Entré al ascensor dejándome arrastrar por los pies y me deshice de aquella sonrisa impostada que siempre me acompañaba. Mi propia realidad me miraba de frente desde los cuatro espejos que forraban el amplio cubículo. Se elevaban imponentes, severos, como jueces desprovistos de piedad ante un reo indefenso. Cientos de versiones de mí me devolvían la mirada, pero ninguna de ellas era yo.

Aunque, ¿quién era yo realmente? ¿La implacable juez del Tribunal Supremo que forjó un carácter de acero para sobrevivir en un mundo de hombres? ¿La profesora de universidad a quien temían los alumnos por ser demasiado exigente con sus trabajos y exámenes? ¿O tal vez aquella madre severa que pretendía darle a sus hijos las herramientas para valerse por sí mismos? Me había vestido con tantas personalidades diferentes a lo largo de los años que la verdadera se perdió en las sombras hacía tiempo.

Mi atención regresó a las paredes de cristal. Me pregunté cómo algo trivial como unos espejos podía encender un miedo tan visceral y primitivo. Intenté bajar la mirada, huir de mis macabras réplicas, pero mis ojos regresaban una y otra vez a aquellos implacables cristales. Cuanto más los miraba, más sentía perder el juicio, como si cada uno me devolviera una mirada cargada de reproches. «¿Dónde está aquella niña tierna que todavía encierras en tu interior y no permites salir?», parecían reclamar.

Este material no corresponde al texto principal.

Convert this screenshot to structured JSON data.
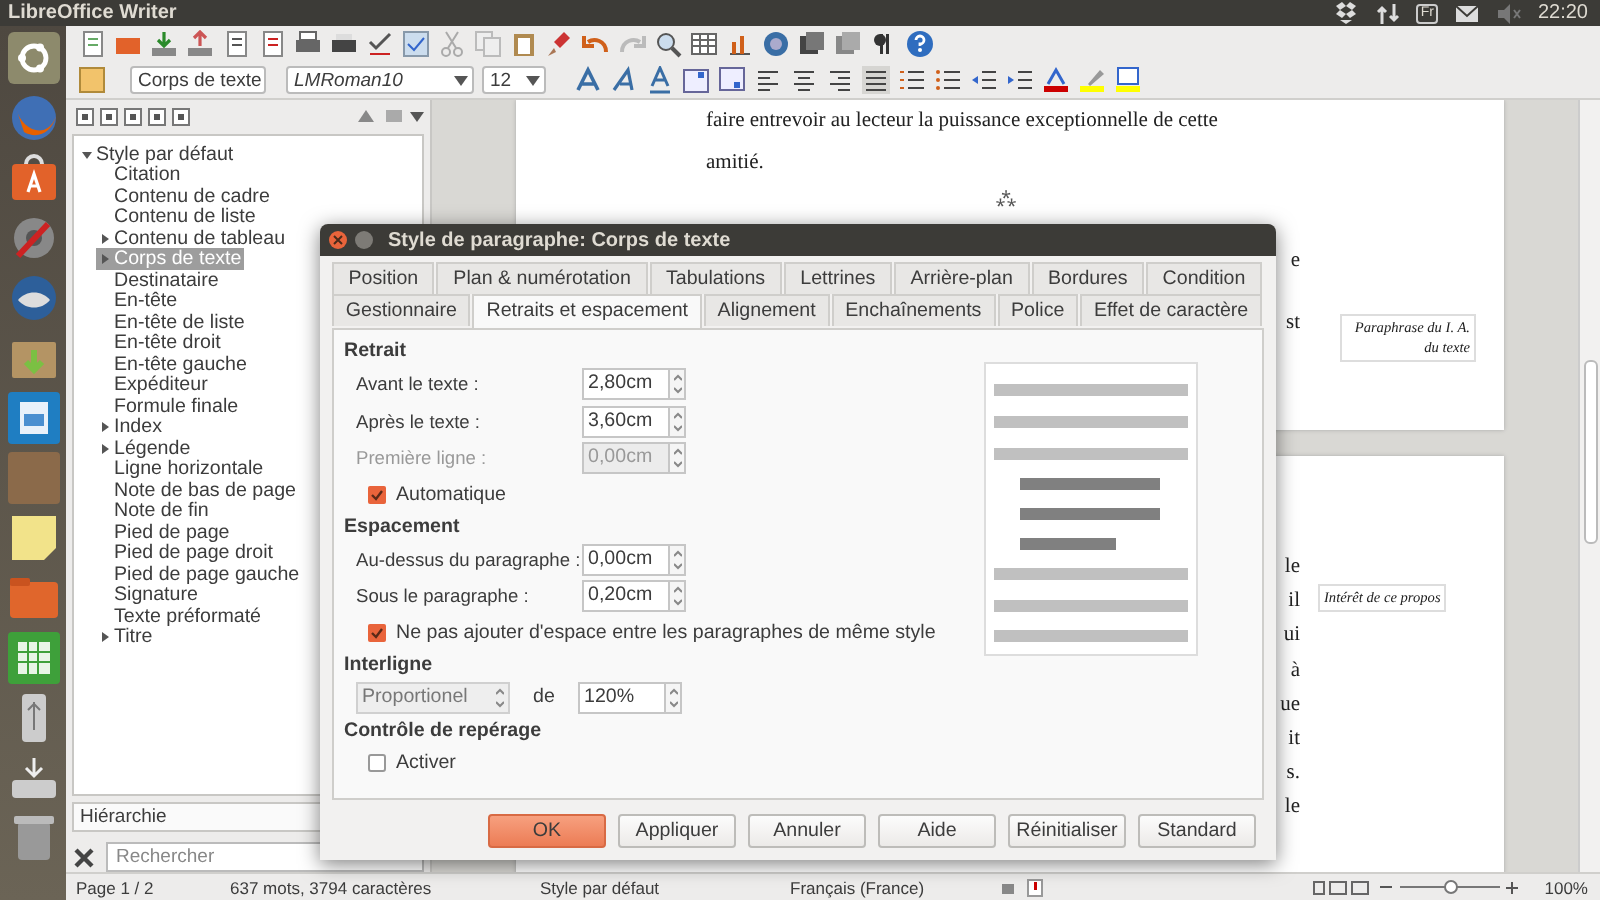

Una esquirla de hielo recorrió mi nuca al darme cuenta de que esos incontables reflejos eran la encarnación de mi propia vida. Una existencia fragmentada, dedicada a representar una docena de personajes ficticios con ninguno de los cuales me sentía cómoda. «Fingir para sobrevivir», esa había sido siempre mi máxima. Pero ahora…

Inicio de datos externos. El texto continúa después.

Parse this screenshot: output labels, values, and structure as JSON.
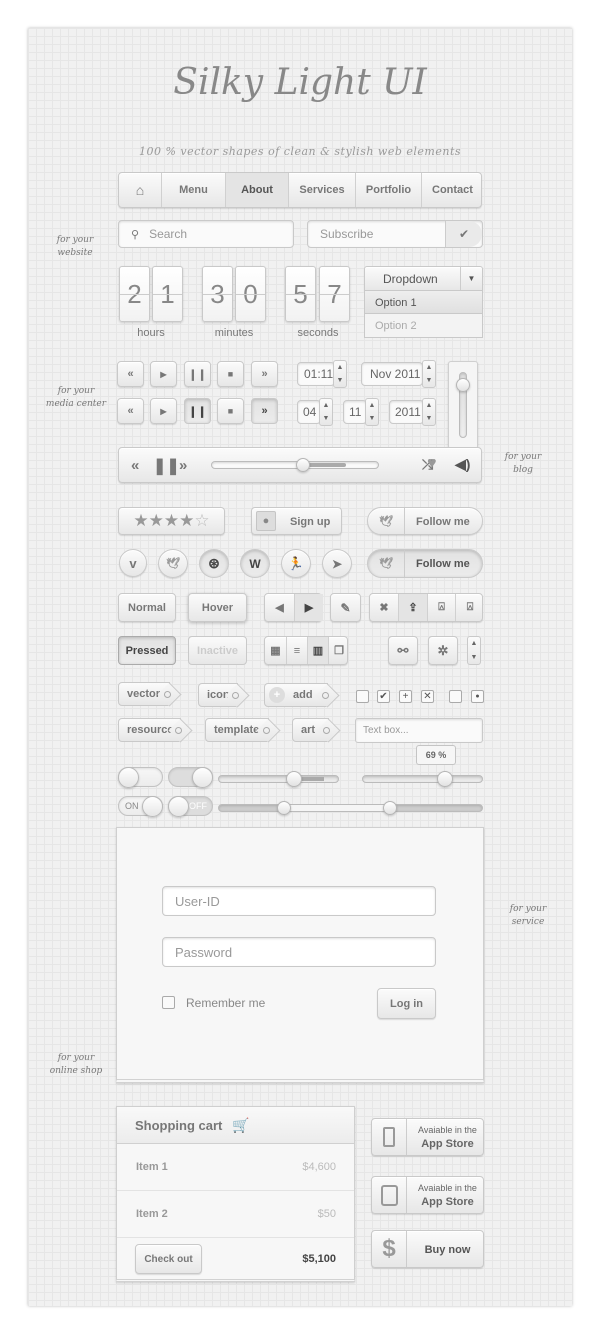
{
  "header": {
    "title": "Silky Light UI",
    "subtitle": "100 % vector shapes of clean & stylish web elements"
  },
  "annotations": {
    "website": "for your website",
    "media": "for your media center",
    "blog": "for your blog",
    "service": "for your service",
    "shop": "for your online shop"
  },
  "nav": {
    "items": [
      {
        "label": "Menu"
      },
      {
        "label": "About",
        "active": true
      },
      {
        "label": "Services"
      },
      {
        "label": "Portfolio"
      },
      {
        "label": "Contact"
      }
    ]
  },
  "search": {
    "placeholder": "Search"
  },
  "subscribe": {
    "placeholder": "Subscribe"
  },
  "countdown": {
    "hours": [
      "2",
      "1"
    ],
    "minutes": [
      "3",
      "0"
    ],
    "seconds": [
      "5",
      "7"
    ],
    "labels": {
      "hours": "hours",
      "minutes": "minutes",
      "seconds": "seconds"
    }
  },
  "dropdown": {
    "label": "Dropdown",
    "options": [
      "Option 1",
      "Option 2"
    ]
  },
  "spinners": {
    "time": "01:11",
    "month": "Nov 2011",
    "day": "04",
    "mon": "11",
    "year": "2011"
  },
  "player": {
    "progress": 0.55,
    "buffered": 0.8,
    "volume": 0.8
  },
  "rating": {
    "stars": "★★★★",
    "empty": "☆",
    "value": 4,
    "max": 5
  },
  "buttons": {
    "signup": "Sign up",
    "follow": "Follow me",
    "follow_pressed": "Follow me",
    "normal": "Normal",
    "hover": "Hover",
    "pressed": "Pressed",
    "inactive": "Inactive",
    "login": "Log in",
    "checkout": "Check out",
    "buy": "Buy now"
  },
  "tags": [
    "vector",
    "icon",
    "add",
    "resource",
    "template",
    "art"
  ],
  "textbox": {
    "placeholder": "Text box..."
  },
  "sliders": {
    "tooltip": "69 %",
    "value": 0.69,
    "range": [
      0.25,
      0.65
    ],
    "toggle_on": "ON",
    "toggle_off": "OFF"
  },
  "login": {
    "user_placeholder": "User-ID",
    "pass_placeholder": "Password",
    "remember": "Remember me"
  },
  "cart": {
    "title": "Shopping cart",
    "items": [
      {
        "name": "Item 1",
        "price": "$4,600"
      },
      {
        "name": "Item 2",
        "price": "$50"
      }
    ],
    "total": "$5,100"
  },
  "store": {
    "line1": "Avaiable in the",
    "line2": "App Store",
    "dollar": "$"
  }
}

Ahora iba a ser abuela, ¿cómo podría seguir actuando? ¿Cómo iba a separar el personaje de la persona que encerraba y gritaba por ser liberada? Llevaba tantos años encarnando a la mujer de hierro que temía ver a mi nieta y que desarmase todos mis escudos. Estaba feliz, emocionada y muy orgullosa de mi pequeña. Sin embargo, esa nueva realidad me hacía sentir vulnerable, indefensa. Uno de mis reflejos delataba mi terror. Jamás me habían visto así y no podía dejar que los demás lo notaran.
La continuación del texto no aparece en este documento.